『どうぞ、』
「ありがとう」

中に入ってすぐに備品を見つけた。
でもすぐに戻りたくなくて、何となく探すふりを続ける。

『なぁ、』
「ん?」
『本当に痩せてない?』
「…なんで、」
『細すぎ。あんなに食べるの好きだったのに』
「…誰のせいだと、」
『ん?』
「誰のせいだと思ってるの」
『…風華、』

呼び捨てでなんて、今は呼ばないで欲しかった。

「この数ヶ月間ずっと、別れる前のこと考えてた。 私の言動、行動全て直せてたら私はまだ流星と上手くやれてたかなって。 どうすれば流星が、あの時あんな言葉言わなかったかなって…」

私はあなた無しでは、彩りなんてないつまらない世界になってしまうと気づいた。

『…俺、今もずっと縛り続けてるんだな、風華の事』
「……ちが、」
『ごめんな。
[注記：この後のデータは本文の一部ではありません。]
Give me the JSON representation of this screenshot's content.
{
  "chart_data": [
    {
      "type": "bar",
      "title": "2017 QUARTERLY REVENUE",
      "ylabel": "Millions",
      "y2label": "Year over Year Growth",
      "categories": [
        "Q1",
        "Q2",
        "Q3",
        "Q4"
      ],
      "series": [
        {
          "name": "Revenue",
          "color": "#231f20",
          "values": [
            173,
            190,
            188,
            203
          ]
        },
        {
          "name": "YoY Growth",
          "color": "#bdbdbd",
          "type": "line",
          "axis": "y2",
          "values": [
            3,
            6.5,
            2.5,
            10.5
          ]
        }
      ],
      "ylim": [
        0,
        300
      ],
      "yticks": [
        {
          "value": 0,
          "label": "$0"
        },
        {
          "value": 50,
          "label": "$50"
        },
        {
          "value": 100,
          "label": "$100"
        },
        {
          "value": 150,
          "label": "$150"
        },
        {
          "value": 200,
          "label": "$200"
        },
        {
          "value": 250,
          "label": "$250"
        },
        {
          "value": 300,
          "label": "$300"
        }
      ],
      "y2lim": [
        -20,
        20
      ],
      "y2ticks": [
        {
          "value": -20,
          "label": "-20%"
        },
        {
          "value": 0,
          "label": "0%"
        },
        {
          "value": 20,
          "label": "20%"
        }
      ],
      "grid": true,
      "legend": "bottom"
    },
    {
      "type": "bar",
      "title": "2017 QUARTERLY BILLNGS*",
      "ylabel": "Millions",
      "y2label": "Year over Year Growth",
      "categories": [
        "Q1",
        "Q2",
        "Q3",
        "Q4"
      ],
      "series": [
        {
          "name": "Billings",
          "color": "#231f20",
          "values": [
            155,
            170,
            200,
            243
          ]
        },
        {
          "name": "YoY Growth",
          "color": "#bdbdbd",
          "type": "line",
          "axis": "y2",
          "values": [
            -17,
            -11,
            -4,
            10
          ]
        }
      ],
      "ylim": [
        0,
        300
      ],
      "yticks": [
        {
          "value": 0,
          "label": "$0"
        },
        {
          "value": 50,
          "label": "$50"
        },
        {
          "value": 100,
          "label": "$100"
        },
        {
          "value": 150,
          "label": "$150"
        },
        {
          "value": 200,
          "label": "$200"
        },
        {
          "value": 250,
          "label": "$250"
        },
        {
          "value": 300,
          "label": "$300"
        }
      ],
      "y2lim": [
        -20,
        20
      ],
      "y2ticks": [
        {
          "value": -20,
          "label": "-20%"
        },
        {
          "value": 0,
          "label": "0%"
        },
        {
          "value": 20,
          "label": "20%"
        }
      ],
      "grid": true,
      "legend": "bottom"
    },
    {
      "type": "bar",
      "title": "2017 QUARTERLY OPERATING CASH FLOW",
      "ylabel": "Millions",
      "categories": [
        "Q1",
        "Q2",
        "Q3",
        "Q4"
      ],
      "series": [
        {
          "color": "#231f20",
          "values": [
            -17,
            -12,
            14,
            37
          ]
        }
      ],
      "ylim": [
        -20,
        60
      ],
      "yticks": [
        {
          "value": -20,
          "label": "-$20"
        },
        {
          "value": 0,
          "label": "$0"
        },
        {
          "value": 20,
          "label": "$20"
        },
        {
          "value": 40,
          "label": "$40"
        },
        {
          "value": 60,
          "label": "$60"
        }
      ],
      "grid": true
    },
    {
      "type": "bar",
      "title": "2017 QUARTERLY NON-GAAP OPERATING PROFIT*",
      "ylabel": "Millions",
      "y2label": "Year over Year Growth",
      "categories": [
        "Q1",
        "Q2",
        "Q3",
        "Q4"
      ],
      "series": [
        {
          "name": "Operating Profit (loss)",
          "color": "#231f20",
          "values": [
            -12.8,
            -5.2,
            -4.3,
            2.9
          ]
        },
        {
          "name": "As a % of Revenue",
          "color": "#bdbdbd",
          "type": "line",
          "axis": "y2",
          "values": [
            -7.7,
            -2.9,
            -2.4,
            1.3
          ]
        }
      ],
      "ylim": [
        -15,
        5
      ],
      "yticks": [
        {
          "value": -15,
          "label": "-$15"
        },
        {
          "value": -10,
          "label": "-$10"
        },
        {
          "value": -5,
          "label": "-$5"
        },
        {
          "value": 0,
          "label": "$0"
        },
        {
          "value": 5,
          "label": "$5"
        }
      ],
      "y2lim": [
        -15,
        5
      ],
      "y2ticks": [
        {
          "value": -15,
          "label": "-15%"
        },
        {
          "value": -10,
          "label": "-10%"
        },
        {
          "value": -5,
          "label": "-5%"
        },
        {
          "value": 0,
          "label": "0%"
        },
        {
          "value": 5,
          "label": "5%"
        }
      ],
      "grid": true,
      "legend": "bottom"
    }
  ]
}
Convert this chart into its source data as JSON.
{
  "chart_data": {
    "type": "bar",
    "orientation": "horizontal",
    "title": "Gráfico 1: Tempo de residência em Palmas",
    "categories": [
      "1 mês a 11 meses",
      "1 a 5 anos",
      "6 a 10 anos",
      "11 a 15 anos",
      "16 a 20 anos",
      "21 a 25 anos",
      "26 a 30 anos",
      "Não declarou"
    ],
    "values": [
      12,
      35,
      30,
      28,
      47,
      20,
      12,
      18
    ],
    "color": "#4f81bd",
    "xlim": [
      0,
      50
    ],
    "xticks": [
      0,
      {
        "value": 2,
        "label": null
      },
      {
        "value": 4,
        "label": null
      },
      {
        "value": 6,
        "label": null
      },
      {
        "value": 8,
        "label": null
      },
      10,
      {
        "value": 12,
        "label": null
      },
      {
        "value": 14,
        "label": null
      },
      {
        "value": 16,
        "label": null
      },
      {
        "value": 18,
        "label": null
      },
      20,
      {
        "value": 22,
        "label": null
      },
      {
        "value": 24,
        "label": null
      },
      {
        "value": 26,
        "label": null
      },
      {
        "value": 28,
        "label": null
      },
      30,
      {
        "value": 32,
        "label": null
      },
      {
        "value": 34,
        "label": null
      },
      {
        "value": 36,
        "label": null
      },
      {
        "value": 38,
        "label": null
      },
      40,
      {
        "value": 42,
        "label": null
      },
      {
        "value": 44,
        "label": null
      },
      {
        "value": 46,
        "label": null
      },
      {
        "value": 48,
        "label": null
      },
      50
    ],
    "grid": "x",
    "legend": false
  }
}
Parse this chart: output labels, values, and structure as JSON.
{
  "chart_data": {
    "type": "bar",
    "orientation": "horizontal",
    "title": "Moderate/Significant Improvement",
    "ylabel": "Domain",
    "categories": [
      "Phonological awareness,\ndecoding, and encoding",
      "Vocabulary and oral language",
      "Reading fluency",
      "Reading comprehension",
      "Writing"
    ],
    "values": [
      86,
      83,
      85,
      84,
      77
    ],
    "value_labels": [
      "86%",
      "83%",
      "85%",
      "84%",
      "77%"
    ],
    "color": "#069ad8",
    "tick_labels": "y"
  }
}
こんな男で。風華にはもっとまともな奴が現れる』
「流星、!」
『大丈夫。お前はいい女だから。焦らずとも素敵な彼氏ができるよ』
「ねぇ待って、」
『鍵、ここ置いとくから』

お疲れ。
そう言ってはにかみ倉庫を後にする流星。
私の心は砕かれた。
私はただ、私の元に流星が戻ってきて欲しかっただけなの。
ねぇ、流星。
もっと私を縛って、愛してよ。
もう一度だけ、私を好きだと言って。

目から零れる雫は、まるで砕かれた破片が飛び散ったかのようだった。